Otros cien años
Hace años, cuando Felipe era bueno y Alfonso malo, algunos periodistas madrileños expresaban su perplejidad ante la figura de Xabier Arzalluz diciendo que lo malo de él era ser a la vez Alfonso y Felipe. Hay motivos políticos, sin necesidad de recurrir a la demonización, o al diván, que explican esa doble faz del nacionalismo vasco democrático que tan bien encarna su principal líder.Por una parte, saben que el objetivo en nombre del cual nació su movimiento -la pervivencia de la identidad vasca- está garantizado a través de la autonomía. Es decir, lo está en la medida en que lo esté la democracia en España, y no ignoran que nada conspira tanto contra la estabilidad de ésta como la presión del radicalismo nacionalista. Especialmente si va unida a la violencia terrorista. Pero el PNV teme que la consolidación de la autonomía le deje sin misión en la vida, sin objetivos. Más concretamente: que la plena aceptación de la lógica autonomista por parte de los partidos con los que compite desde hace un siglo le deje sin enemigos; sin cuentas que saldar.

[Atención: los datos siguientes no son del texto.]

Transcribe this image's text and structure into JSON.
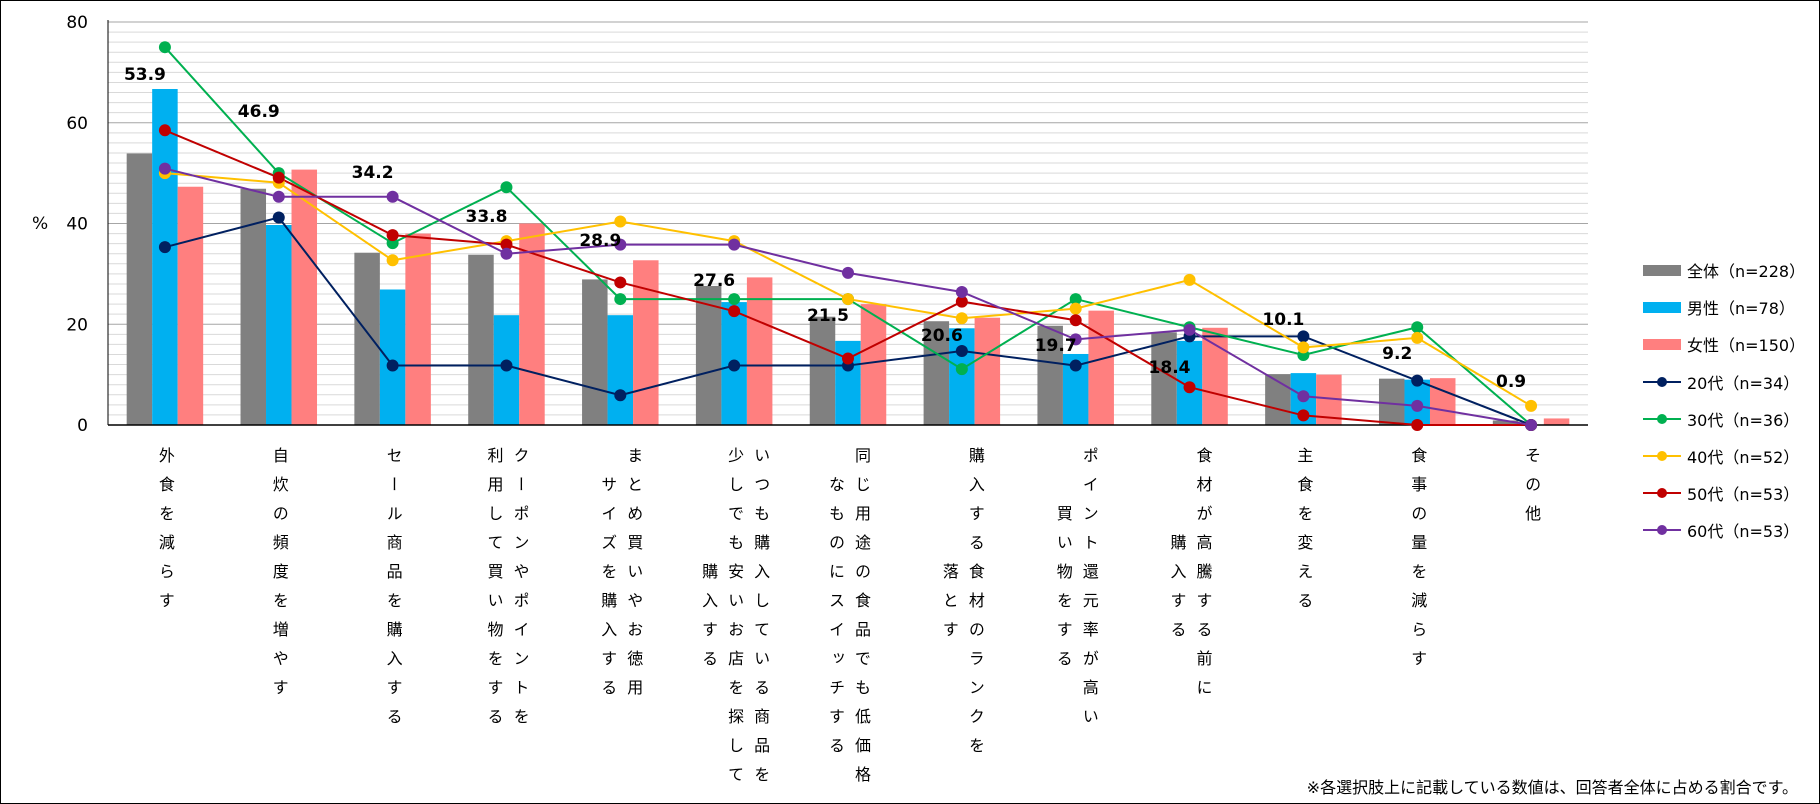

Es el mismo vértigo que sintió el Partido Liberal británico hacia 1911, cuando comprobó con asombro que lo esencial de su programa había entrado a formar parte de la legislación positiva del Reino Unido.
Tras la escisión encabezada por Garaikoetxea, hace 10 años, el PNV optó por una política moderada, autonomista. En parte porque el otro había elegido la vía radical, la de la autodeterminación, y en parte porque la pérdida de la hegemonía electoral -del 41% al 23% de los votos- le obligó a una política de pactos. Esa política permitió al partido de Arzalluz asegurar su primogenitura y alejar a su rival: la distancia pasó de 8 a 20 puntos. Pero el afianzamiento de la autonomía, paralelo a su aceptación por la derecha española, por una parte, y al debilitamiento de ETA, por otra, permitieron a las fuerzas no nacionalistas recuperar el terreno que habían ido perdiendo desde 1977: en las generales de 1993 se produjo un empate, y en las autonómicas de 1994 la diferencia entre ambos bloques se redujo de 34 a 13 puntos.

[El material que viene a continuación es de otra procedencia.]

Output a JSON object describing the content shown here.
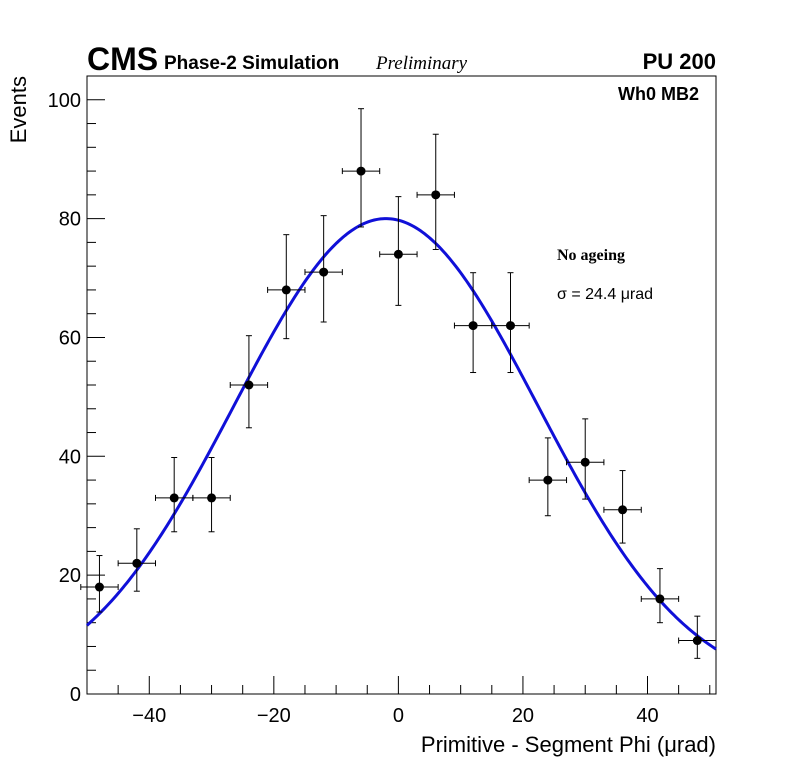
{
  "header": {
    "experiment": "CMS",
    "simulation_label": "Phase-2 Simulation",
    "status": "Preliminary",
    "pileup": "PU 200"
  },
  "chart_data": {
    "type": "scatter",
    "title": "",
    "xlabel": "Primitive - Segment Phi (μrad)",
    "ylabel": "Events",
    "xlim": [
      -50,
      51
    ],
    "ylim": [
      0,
      104
    ],
    "x_ticks": [
      -40,
      -20,
      0,
      20,
      40
    ],
    "x_tick_labels": [
      "−40",
      "−20",
      "0",
      "20",
      "40"
    ],
    "y_ticks": [
      0,
      20,
      40,
      60,
      80,
      100
    ],
    "y_tick_labels": [
      "0",
      "20",
      "40",
      "60",
      "80",
      "100"
    ],
    "grid": false,
    "annotations": {
      "region": "Wh0 MB2",
      "condition": "No ageing",
      "fit_result": "σ = 24.4  μrad"
    },
    "series": [
      {
        "name": "data",
        "style": "points-with-errors",
        "color": "#000000",
        "bin_half_width": 3,
        "x": [
          -48,
          -42,
          -36,
          -30,
          -24,
          -18,
          -12,
          -6,
          0,
          6,
          12,
          18,
          24,
          30,
          36,
          42,
          48
        ],
        "y": [
          18,
          22,
          33,
          33,
          52,
          68,
          71,
          88,
          74,
          84,
          62,
          62,
          36,
          39,
          31,
          16,
          9
        ],
        "y_err_low": [
          4.2,
          4.7,
          5.7,
          5.7,
          7.2,
          8.2,
          8.4,
          9.4,
          8.6,
          9.2,
          7.9,
          7.9,
          6.0,
          6.2,
          5.6,
          4.0,
          3.0
        ],
        "y_err_high": [
          5.3,
          5.8,
          6.8,
          6.8,
          8.3,
          9.3,
          9.5,
          10.5,
          9.7,
          10.2,
          8.9,
          8.9,
          7.1,
          7.3,
          6.6,
          5.1,
          4.1
        ]
      },
      {
        "name": "gaussian fit",
        "style": "line",
        "color": "#1010d8",
        "model": "gaussian",
        "amplitude": 80,
        "mean": -2,
        "sigma": 24.4
      }
    ]
  }
}
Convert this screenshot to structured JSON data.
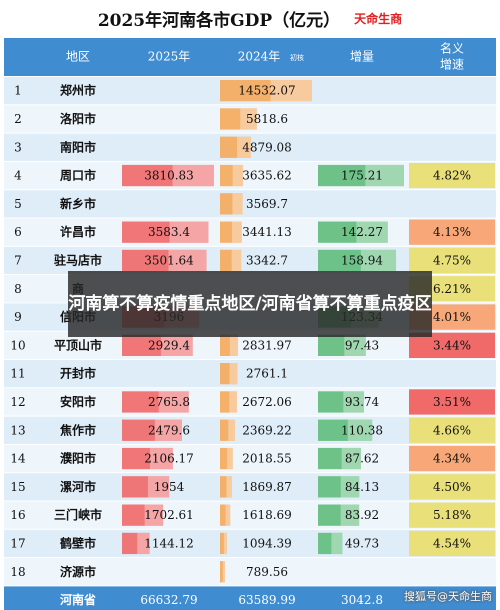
{
  "title": "2025年河南各市GDP（亿元）",
  "brand": "天命生商",
  "overlay": "河南算不算疫情重点地区/河南省算不算重点疫区",
  "footer_mark": "搜狐号@天命生商",
  "chart_data": {
    "type": "table",
    "title": "2025年河南各市GDP（亿元）",
    "columns": {
      "rank": "",
      "region": "地区",
      "gdp2025": "2025年",
      "gdp2024": "2024年",
      "gdp2024_note": "初核",
      "increase": "增量",
      "growth": "名义增速"
    },
    "colors": {
      "header": "#3f8cd0",
      "row_odd": "#deedf8",
      "row_even": "#eef6fc",
      "total": "#3f8cd0",
      "bar2025": "#f06868",
      "bar2024": "#f5a85a",
      "bar_increase": "#5fbd7b",
      "growth_red": "#f06a6a",
      "growth_orange": "#f8a878",
      "growth_yellow": "#eae07a"
    },
    "rows": [
      {
        "rank": "1",
        "region": "郑州市",
        "gdp2025": "",
        "gdp2024": "14532.07",
        "increase": "",
        "growth": ""
      },
      {
        "rank": "2",
        "region": "洛阳市",
        "gdp2025": "",
        "gdp2024": "5818.6",
        "increase": "",
        "growth": ""
      },
      {
        "rank": "3",
        "region": "南阳市",
        "gdp2025": "",
        "gdp2024": "4879.08",
        "increase": "",
        "growth": ""
      },
      {
        "rank": "4",
        "region": "周口市",
        "gdp2025": "3810.83",
        "gdp2024": "3635.62",
        "increase": "175.21",
        "growth": "4.82%"
      },
      {
        "rank": "5",
        "region": "新乡市",
        "gdp2025": "",
        "gdp2024": "3569.7",
        "increase": "",
        "growth": ""
      },
      {
        "rank": "6",
        "region": "许昌市",
        "gdp2025": "3583.4",
        "gdp2024": "3441.13",
        "increase": "142.27",
        "growth": "4.13%"
      },
      {
        "rank": "7",
        "region": "驻马店市",
        "gdp2025": "3501.64",
        "gdp2024": "3342.7",
        "increase": "158.94",
        "growth": "4.75%"
      },
      {
        "rank": "8",
        "region": "商",
        "gdp2025": "",
        "gdp2024": "",
        "increase": "",
        "growth": "6.21%"
      },
      {
        "rank": "9",
        "region": "信阳市",
        "gdp2025": "3196",
        "gdp2024": "",
        "increase": "123.34",
        "growth": "4.01%"
      },
      {
        "rank": "10",
        "region": "平顶山市",
        "gdp2025": "2929.4",
        "gdp2024": "2831.97",
        "increase": "97.43",
        "growth": "3.44%"
      },
      {
        "rank": "11",
        "region": "开封市",
        "gdp2025": "",
        "gdp2024": "2761.1",
        "increase": "",
        "growth": ""
      },
      {
        "rank": "12",
        "region": "安阳市",
        "gdp2025": "2765.8",
        "gdp2024": "2672.06",
        "increase": "93.74",
        "growth": "3.51%"
      },
      {
        "rank": "13",
        "region": "焦作市",
        "gdp2025": "2479.6",
        "gdp2024": "2369.22",
        "increase": "110.38",
        "growth": "4.66%"
      },
      {
        "rank": "14",
        "region": "濮阳市",
        "gdp2025": "2106.17",
        "gdp2024": "2018.55",
        "increase": "87.62",
        "growth": "4.34%"
      },
      {
        "rank": "15",
        "region": "漯河市",
        "gdp2025": "1954",
        "gdp2024": "1869.87",
        "increase": "84.13",
        "growth": "4.50%"
      },
      {
        "rank": "16",
        "region": "三门峡市",
        "gdp2025": "1702.61",
        "gdp2024": "1618.69",
        "increase": "83.92",
        "growth": "5.18%"
      },
      {
        "rank": "17",
        "region": "鹤壁市",
        "gdp2025": "1144.12",
        "gdp2024": "1094.39",
        "increase": "49.73",
        "growth": "4.54%"
      },
      {
        "rank": "18",
        "region": "济源市",
        "gdp2025": "",
        "gdp2024": "789.56",
        "increase": "",
        "growth": ""
      }
    ],
    "total": {
      "rank": "",
      "region": "河南省",
      "gdp2025": "66632.79",
      "gdp2024": "63589.99",
      "increase": "3042.8",
      "growth": ""
    },
    "bar_max": {
      "gdp2025": 3810.83,
      "gdp2024": 14532.07,
      "increase": 175.21
    }
  }
}
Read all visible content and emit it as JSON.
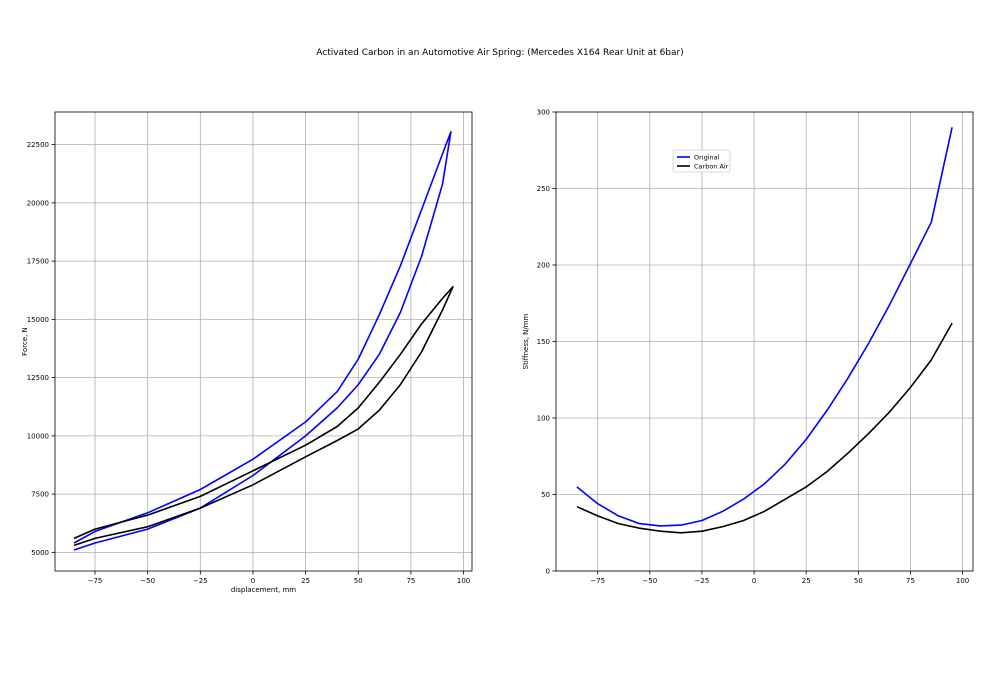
{
  "figure": {
    "title": "Activated Carbon in an Automotive Air Spring: (Mercedes X164 Rear Unit at 6bar)"
  },
  "chart_data": [
    {
      "type": "line",
      "xlabel": "displacement, mm",
      "ylabel": "Force, N",
      "xlim": [
        -94,
        104
      ],
      "ylim": [
        4200,
        23900
      ],
      "xticks": [
        -75,
        -50,
        -25,
        0,
        25,
        50,
        75,
        100
      ],
      "yticks": [
        5000,
        7500,
        10000,
        12500,
        15000,
        17500,
        20000,
        22500
      ],
      "xtick_labels": [
        "−75",
        "−50",
        "−25",
        "0",
        "25",
        "50",
        "75",
        "100"
      ],
      "ytick_labels": [
        "5000",
        "7500",
        "10000",
        "12500",
        "15000",
        "17500",
        "20000",
        "22500"
      ],
      "grid": true,
      "series": [
        {
          "color": "#0000ff",
          "note_closed_loop": true,
          "upper": [
            [
              -85,
              5400
            ],
            [
              -75,
              5900
            ],
            [
              -50,
              6700
            ],
            [
              -25,
              7700
            ],
            [
              0,
              9000
            ],
            [
              25,
              10600
            ],
            [
              40,
              11900
            ],
            [
              50,
              13300
            ],
            [
              60,
              15200
            ],
            [
              70,
              17300
            ],
            [
              80,
              19700
            ],
            [
              90,
              22100
            ],
            [
              94,
              23050
            ]
          ],
          "lower": [
            [
              94,
              23050
            ],
            [
              90,
              20800
            ],
            [
              80,
              17700
            ],
            [
              70,
              15300
            ],
            [
              60,
              13500
            ],
            [
              50,
              12200
            ],
            [
              40,
              11200
            ],
            [
              25,
              10000
            ],
            [
              0,
              8300
            ],
            [
              -25,
              6900
            ],
            [
              -50,
              6000
            ],
            [
              -75,
              5400
            ],
            [
              -85,
              5100
            ]
          ]
        },
        {
          "color": "#000000",
          "note_closed_loop": true,
          "upper": [
            [
              -85,
              5600
            ],
            [
              -75,
              6000
            ],
            [
              -50,
              6600
            ],
            [
              -25,
              7400
            ],
            [
              0,
              8500
            ],
            [
              25,
              9600
            ],
            [
              40,
              10400
            ],
            [
              50,
              11200
            ],
            [
              60,
              12300
            ],
            [
              70,
              13500
            ],
            [
              80,
              14800
            ],
            [
              90,
              15900
            ],
            [
              95,
              16400
            ]
          ],
          "lower": [
            [
              95,
              16400
            ],
            [
              90,
              15400
            ],
            [
              80,
              13600
            ],
            [
              70,
              12200
            ],
            [
              60,
              11100
            ],
            [
              50,
              10300
            ],
            [
              40,
              9800
            ],
            [
              25,
              9100
            ],
            [
              0,
              7900
            ],
            [
              -25,
              6900
            ],
            [
              -50,
              6100
            ],
            [
              -75,
              5600
            ],
            [
              -85,
              5300
            ]
          ]
        }
      ]
    },
    {
      "type": "line",
      "xlabel": "",
      "ylabel": "Stiffness, N/mm",
      "xlim": [
        -95,
        105
      ],
      "ylim": [
        0,
        300
      ],
      "xticks": [
        -75,
        -50,
        -25,
        0,
        25,
        50,
        75,
        100
      ],
      "yticks": [
        0,
        50,
        100,
        150,
        200,
        250,
        300
      ],
      "xtick_labels": [
        "−75",
        "−50",
        "−25",
        "0",
        "25",
        "50",
        "75",
        "100"
      ],
      "ytick_labels": [
        "0",
        "50",
        "100",
        "150",
        "200",
        "250",
        "300"
      ],
      "grid": true,
      "legend_position": "upper-left",
      "series": [
        {
          "name": "Original",
          "color": "#0000ff",
          "x": [
            -85,
            -75,
            -65,
            -55,
            -45,
            -35,
            -25,
            -15,
            -5,
            5,
            15,
            25,
            35,
            45,
            55,
            65,
            75,
            85,
            95
          ],
          "y": [
            55,
            44,
            36,
            31,
            29.5,
            30,
            33,
            39,
            47,
            57,
            70,
            86,
            105,
            126,
            149,
            174,
            201,
            228,
            290
          ]
        },
        {
          "name": "Carbon Air",
          "color": "#000000",
          "x": [
            -85,
            -75,
            -65,
            -55,
            -45,
            -35,
            -25,
            -15,
            -5,
            5,
            15,
            25,
            35,
            45,
            55,
            65,
            75,
            85,
            95
          ],
          "y": [
            42,
            36,
            31,
            28,
            26,
            25,
            26,
            29,
            33,
            39,
            47,
            55,
            65,
            77,
            90,
            104,
            120,
            138,
            162
          ]
        }
      ]
    }
  ]
}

Ello ha hecho que reviva un dilema ya clásico en la historia del PNV: si renunciar definitivamente a planteamientos maximalistas que le impiden agrupar a una mayoría social tras objetivos comunes; o si potenciar un frente nacionalista que haga visible la hegemonía política de esa ideología. Esto último implica buscar un terreno común con EA y HB.Dilema clásico: en 1917 y 1918 la política autonomista adoptada poco antes convirtió al PNV (entonces Comunión Nacionalista) en la primera fuerza electoral del País Vasco. Sin embargo, la evolución de la política española hizo que, por una parte, no fueran atendidas sus reivindicaciones de autonomía política; y, por otra, que las demás fuerzas se reagrupasen en un frente antinacionalista que barrió a la Comunión en las elecciones de 1919. Según el historiador Ludger Mees, ese fracaso del primer intento autonomista serio del PNV provocó en su seno dos procesos contradictorios: "por una parte, radicalización y, por otra, fortalecimiento del posibilismo moderado". El dilema desembocaría poco después, en 1921, en la primera escisión importante del nacionalismo vasco. Arzalluz, en cuya cerebro luchan un carlista de Azkoitia y un profesor de Deusto, encarna esa conflicto, y de ahí que en una misma entrevista pueda afirmar que si los radicales triunfasen él sería un balsero y, a renglón seguido, que los enemigos del nacionalismo quieren que continúe ETA para hacer imposible la reunificación de los nacionalistas democráticos y los otros: de los balseros y los patrulleros. Algunos nacionalistas, vizcaínos sobre todo, piensan que para ganarse a la mayoría el nacionalismo tiene que desligar definitivamente su imagen de la de los tiros, secuestros y encapuchados que hoy se asocia a lo vasco; pero otros piensan que sólo redefiniendo en términos radicales los objetivos nacionalistas se garantiza que éstos no se alcanzarán en mucho tiempo y se asegura, por tanto, tarea para tal vez otros 100 años.